LEAC claims Bishop Robinson’s ordination is part of the Episcopal Church’s “reckless pursuit of a gay agenda that is hostile to Scripture and to the historic order of the church.” Interestingly, none of the LGBT Episcopal leaders we contacted have a copy of the “gay agenda” touted by LEAC.

In fact, the term “gay agenda” gained notoriety among the far right wing after a heretofore unknown evangelical preacher made a video using that title and sold them for a profit. It has been cited repeatedly in conservative fund raising appeals and political ads. To date, no LGBT group has published a “gay agenda” yet the term continues to be used by right wing groups who never seem to have a copy of the document, raising the possibility that the “gay agenda” is the new “Willie Horton” of the right “win at any cost” wing.

LEAC claims their petitions will be given to bishops who voted against Bishop Robinson 10 of whom would then be needed to start the church’s indictment procedures.

Whether there are 10 bishops willing to support LEAC’s heresy trails remains to be seen. Any effort by self-proclaimed “orthodox” Epsicopals to attack mainstream Episcopal Bishops – who are in a majority – could open the door to a plethora of similar actions aimed at disciplining conservative bishops who have refused to obey cannon law and ordain or employ women priests as well as those who have worked to split their diocese from the national church.
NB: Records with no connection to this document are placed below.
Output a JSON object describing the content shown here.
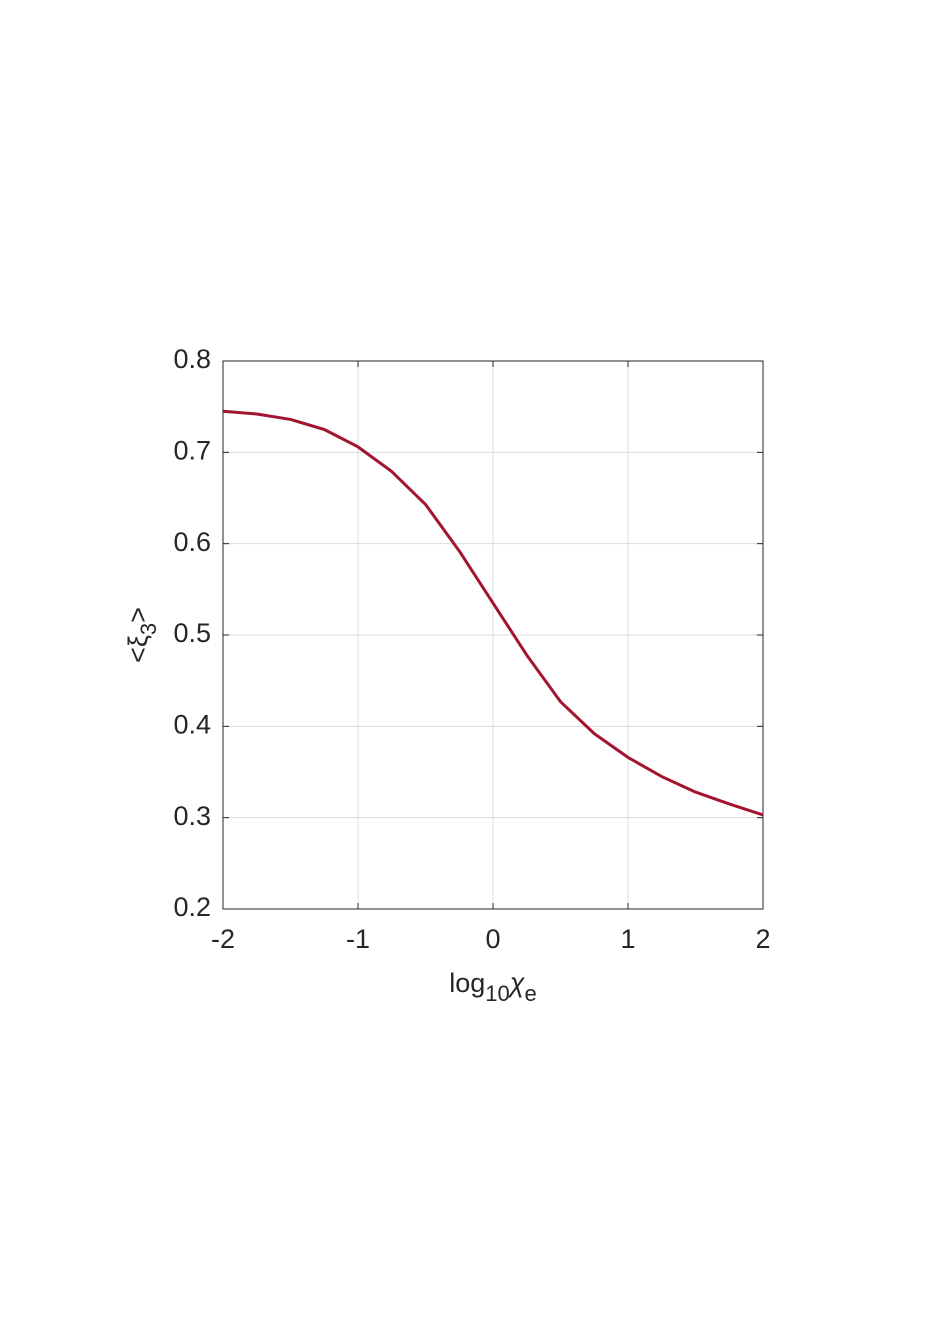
{
  "chart_data": {
    "type": "line",
    "x": [
      -2,
      -1.75,
      -1.5,
      -1.25,
      -1,
      -0.75,
      -0.5,
      -0.25,
      0,
      0.25,
      0.5,
      0.75,
      1,
      1.25,
      1.5,
      1.75,
      2
    ],
    "values": [
      0.745,
      0.742,
      0.736,
      0.725,
      0.706,
      0.679,
      0.643,
      0.592,
      0.535,
      0.478,
      0.427,
      0.392,
      0.366,
      0.345,
      0.328,
      0.315,
      0.303
    ],
    "color": "#a2142f",
    "xlim": [
      -2,
      2
    ],
    "xticks": [
      -2,
      -1,
      0,
      1,
      2
    ],
    "ylim": [
      0.2,
      0.8
    ],
    "yticks": [
      0.2,
      0.3,
      0.4,
      0.5,
      0.6,
      0.7,
      0.8
    ],
    "grid": true,
    "xlabel": [
      "log",
      "10",
      "χ",
      "e"
    ],
    "ylabel": [
      "<ξ",
      "3",
      ">"
    ]
  }
}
“The homosexual thrust is real, aggressive and largely influenced by a shadow gay-lesbian-transgender hierarchy of bishops, priests and laypeople,” claims LEAC. “The most persistent campaigner for accelerating the gay agenda in the Episcopal church is Integrity, a 30-year-old homosexual activist organization believed to comprise much less than one per cent of the national church.” LEAC, however, is unable to prove that it’s membership includes a number of Episcopalians that represents a tenth of Integrity’s membership. LEAC has yet to publish a membership list or to identify their donor(s).

LEAC also predicts an “outright division” of US Episcopal Church following the 2006 general convention in Columbus, Ohio, this June. It is unclear why, if LEAV believes their own predication, and if LEAC and its supporters really plan to leave this spring, they are now starting a petition processes that would continue long after LEAC has splintered away. Some suggest that this petition drive is simply LEAC’s latest effort to mislead Episcopalians through recurring publicity stunts.

Last week, LEAC issued a misleading and invalid amateur “poll” misrepresenting the number of Episcopal Bishops who would oppose consecration of a gay bishop. It looks like the General Convention’s “silly season” have started early on the right wing.